The problem

Early subject specialism limits career exploration.

The school curriculum is constructed as if the end goal is for everyone to become a single subject expert, as students are forced to gradually narrow down the subjects they study from a young age. 

This early specialism limits career exploration and encourages students to pick subjects based on what they think will get them the best grades or qualifications. This approach risks an education system that is too focused on students thriving in exams, rather than in their careers.

Inevitably students’ results are attached to post-school destinations, and whilst university might not be right for students in terms of their career interests or how they best learn, this is the pathway that holds open the most doors and on which schools are assessed, so it is usually the one young people are directed towards. 

Young people should be able to explore careers based on problems they are passionate about. But this is not an idea supported by the current system. In the modern workforce, the kinds of jobs that are growing in number are often in areas like sustainability, caring for the vulnerable, educational disadvantage, ethical challenges around AI, the need for more green spaces and many other areas that young people care about. Not just the professions or indeed the single discipline subjects that students are being pushed towards.

Our education system rewards excellence in subject specialisms; yet life’s problems and the world of work require interdisciplinary solutions. Problems are interdisciplinary, and so our curriculum should be too.

Ed Fidoe
Chief Executive at LIS

The solution

Embedding an interdisciplinary curriculum into schools that opens multiple pathways for young people’s futures. 

London Interdisciplinary School is a University which opened its doors in September 2021 to a founding cohort of 65 students, offering an undergraduate degree that spans beyond the siloed nature of our current higher education system.

The team has built  a brand-new university that will give students the knowledge and skills needed to address social and global problems in an increasingly interconnected world, and now they want to expand this to KS5 students. 

Their ambition is to roll out an interdisciplinary programme in schools for KS5 students aged 16-18. The programme will centre around three distinct areas: 

  1. Complex problems – Students will explore tangible real-world problems encouraging students’ passion, resilience and understanding about the big problems we face.
  2. Interdisciplinary learning – Students will draw across a wide range of subjects and focus on how we can integrate this material together in thoughtful and responsible ways. 
  3. Careers and future pathways – Students will articulate their knowledge of how problem solving can be used in their learning journey and careers.

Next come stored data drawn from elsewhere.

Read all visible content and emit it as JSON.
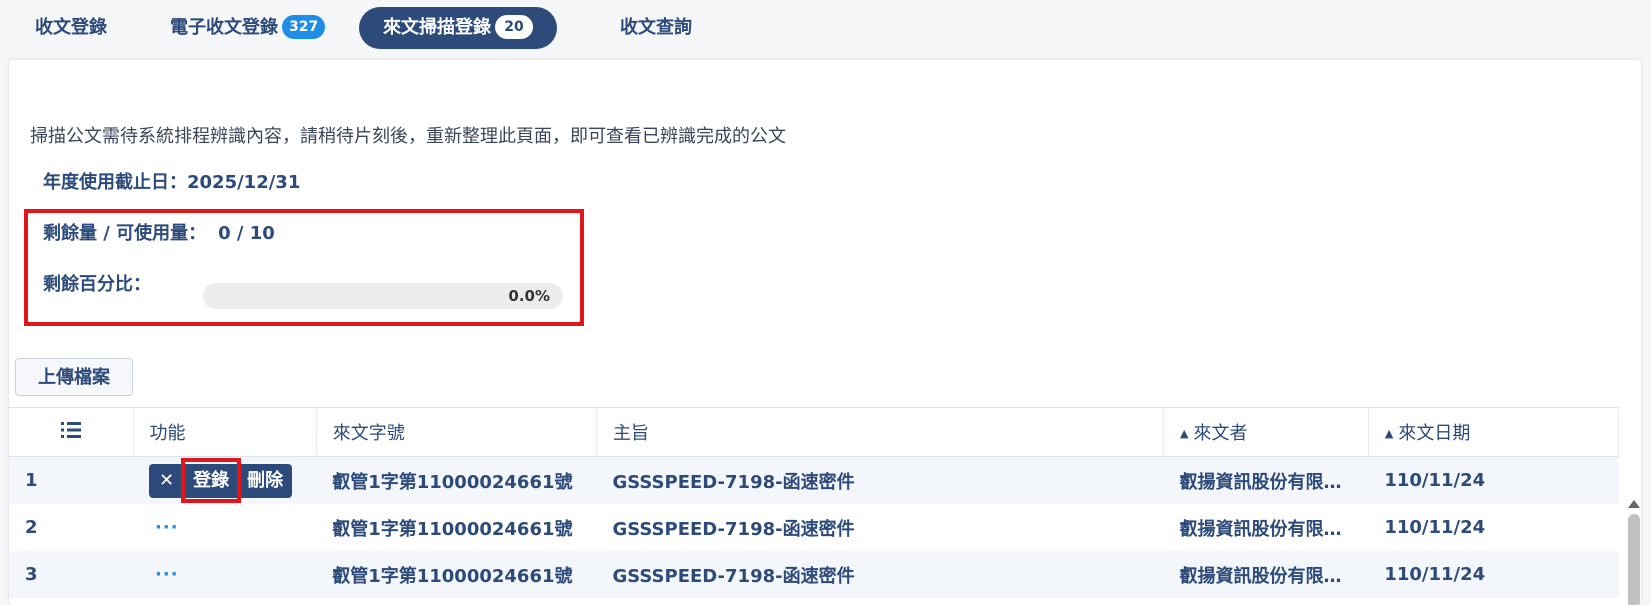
{
  "tabs": [
    {
      "label": "收文登錄"
    },
    {
      "label": "電子收文登錄",
      "badge": "327"
    },
    {
      "label": "來文掃描登錄",
      "badge": "20"
    },
    {
      "label": "收文查詢"
    }
  ],
  "notice": "掃描公文需待系統排程辨識內容，請稍待片刻後，重新整理此頁面，即可查看已辨識完成的公文",
  "quota": {
    "deadline_label": "年度使用截止日：",
    "deadline_value": "2025/12/31",
    "remaining_label": "剩餘量 / 可使用量：",
    "remaining_value": "0 / 10",
    "percent_label": "剩餘百分比：",
    "percent_text": "0.0%",
    "percent_value": 0.0
  },
  "upload_label": "上傳檔案",
  "table": {
    "headers": [
      "功能",
      "來文字號",
      "主旨",
      "來文者",
      "來文日期"
    ],
    "actions": {
      "close": "✕",
      "register": "登錄",
      "delete": "刪除",
      "more": "···"
    },
    "rows": [
      {
        "no": "1",
        "doc_no": "叡管1字第11000024661號",
        "subject": "GSSSPEED-7198-函速密件",
        "sender": "叡揚資訊股份有限…",
        "date": "110/11/24"
      },
      {
        "no": "2",
        "doc_no": "叡管1字第11000024661號",
        "subject": "GSSSPEED-7198-函速密件",
        "sender": "叡揚資訊股份有限…",
        "date": "110/11/24"
      },
      {
        "no": "3",
        "doc_no": "叡管1字第11000024661號",
        "subject": "GSSSPEED-7198-函速密件",
        "sender": "叡揚資訊股份有限…",
        "date": "110/11/24"
      }
    ]
  },
  "colors": {
    "primary": "#2c4a7a",
    "accent": "#1f8ce6",
    "highlight": "#e0161b"
  },
  "icons": {
    "column_toggle": "list-ordered-icon",
    "sort": "sort-icon",
    "close": "close-icon"
  }
}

Giving young people the chance to practise these skills at school will allow them to become more confident to take on challenges in the workplace and their wider lives, and really maximise the benefits of the education they have had to help them thrive.

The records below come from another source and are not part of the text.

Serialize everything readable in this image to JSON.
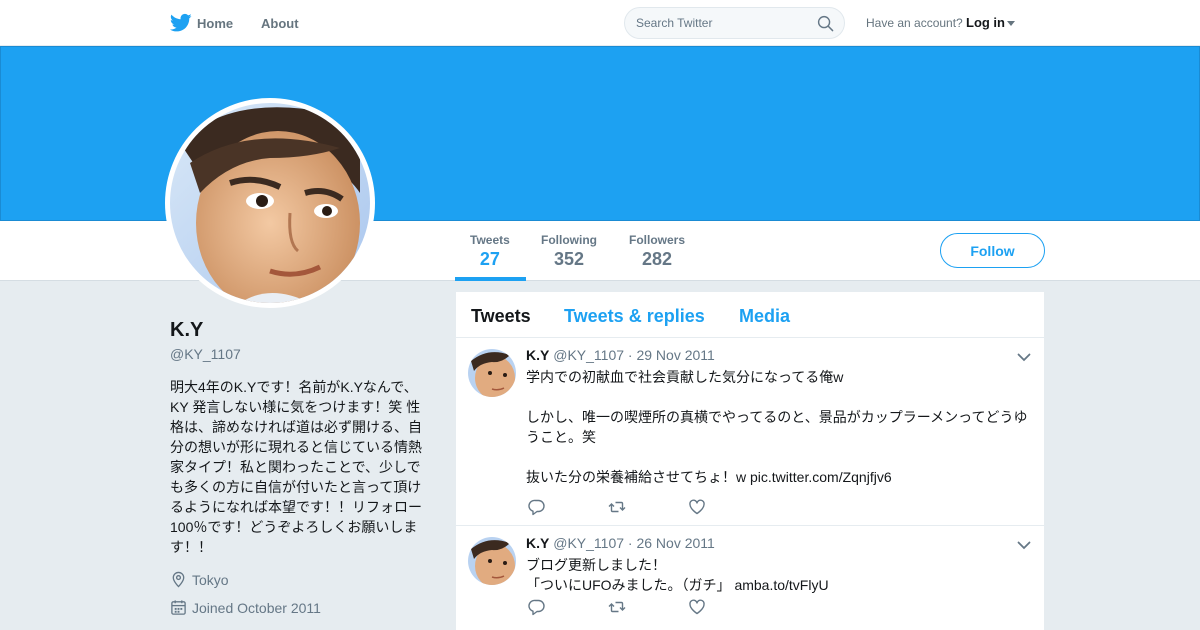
{
  "nav": {
    "home_label": "Home",
    "about_label": "About",
    "search_placeholder": "Search Twitter",
    "account_prompt": "Have an account?",
    "login_label": "Log in"
  },
  "colors": {
    "brand": "#1da1f2",
    "text": "#14171a",
    "muted": "#657786",
    "background": "#e6ecf0"
  },
  "stats": [
    {
      "label": "Tweets",
      "value": "27",
      "active": true
    },
    {
      "label": "Following",
      "value": "352",
      "active": false
    },
    {
      "label": "Followers",
      "value": "282",
      "active": false
    }
  ],
  "follow_label": "Follow",
  "profile": {
    "name": "K.Y",
    "handle": "@KY_1107",
    "bio_lines": [
      "明大4年のK.Yです！名前がK.Yなんで、",
      "KY 発言しない様に気をつけます！笑 性",
      "格は、諦めなければ道は必ず開ける、自",
      "分の想いが形に現れると信じている情熱",
      "家タイプ！私と関わったことで、少しで",
      "も多くの方に自信が付いたと言って頂け",
      "るようになれば本望です！！リフォロー",
      "100％です！どうぞよろしくお願いしま",
      "す！！"
    ],
    "location": "Tokyo",
    "joined": "Joined October 2011"
  },
  "tabs": [
    {
      "label": "Tweets",
      "active": true
    },
    {
      "label": "Tweets & replies",
      "active": false
    },
    {
      "label": "Media",
      "active": false
    }
  ],
  "tweets": [
    {
      "name": "K.Y",
      "handle": "@KY_1107",
      "separator": "·",
      "date": "29 Nov 2011",
      "lines": [
        "学内での初献血で社会貢献した気分になってる俺w",
        "",
        "しかし、唯一の喫煙所の真横でやってるのと、景品がカップラーメンってどうゆ",
        "うこと。笑",
        "",
        "抜いた分の栄養補給させてちょ！w pic.twitter.com/Zqnjfjv6"
      ]
    },
    {
      "name": "K.Y",
      "handle": "@KY_1107",
      "separator": "·",
      "date": "26 Nov 2011",
      "lines": [
        "ブログ更新しました！",
        "「ついにUFOみました。（ガチ」 amba.to/tvFlyU"
      ]
    }
  ]
}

This innovative programme will be piloted from early 2023 in 10 schools, before rolling out to 20-30 schools in the autumn where they’ll test, learn and redefine the offer. The team has a long-term vision to ensure that interdisciplinary learning is embedded within the curriculum at all levels and that an interdisciplinary experience is a prerequisite for an outstanding school.

The Big Changers

Ed Fidoe

Chief Executive at LIS

Ed co-founded School 21, an innovative 4-18 school in Stratford, East London, designed for children from all starting points and backgrounds (achieved Outstanding Ofsted in 2014) Ed has advised leaders at Cambridge University, the London School of Economics along with some of the UK’s most exciting schools that are exploring new ways of teaching students. He has also worked with organisations specialised in working directly with disadvantaged students such as Ark Schools and Teach First. Ed holds a BEng in Mechanical Engineering from Imperial College London and a degree in Business from the London School of Economics and Political Science. Prior to founding School 21 Ed worked at McKinsey & Co and ran a theatre production company. 

Dr Amelia Peterson

Head of Learning and Teaching at LIS

Amelia is a social scientist with a background in policy and consulting. Amelia studies education reforms and their relationship to social, geographic and labour market inequalities. Amelia is part of the LIS founding faculty and oversees learning and teaching and assessment. Prior to joining LIS, Amelia was an LSE Fellow in Social Policy. She holds a PhD in Education Policy and Programme Evaluation and a master’s degree in Human Development and Psychology, both from Harvard University. During her studies, she was a Harvard Inequality and Social Policy Fellow, as well as a junior visiting scholar in Politics at Nuffield College, Oxford. 

Ella Lee-Reynolds 

School’s Engagement Manager at LIS 

Ella studied Geography at the University of Exeter, before doing her MA in Education and Leadership at University.

College London. After graduating, Ella completed the Teach First Graduate Programme. She taught in an inner-London secondary school for 4 years as Head of Geography. She then moved to New York City where she was Head of Humanities at the British International School.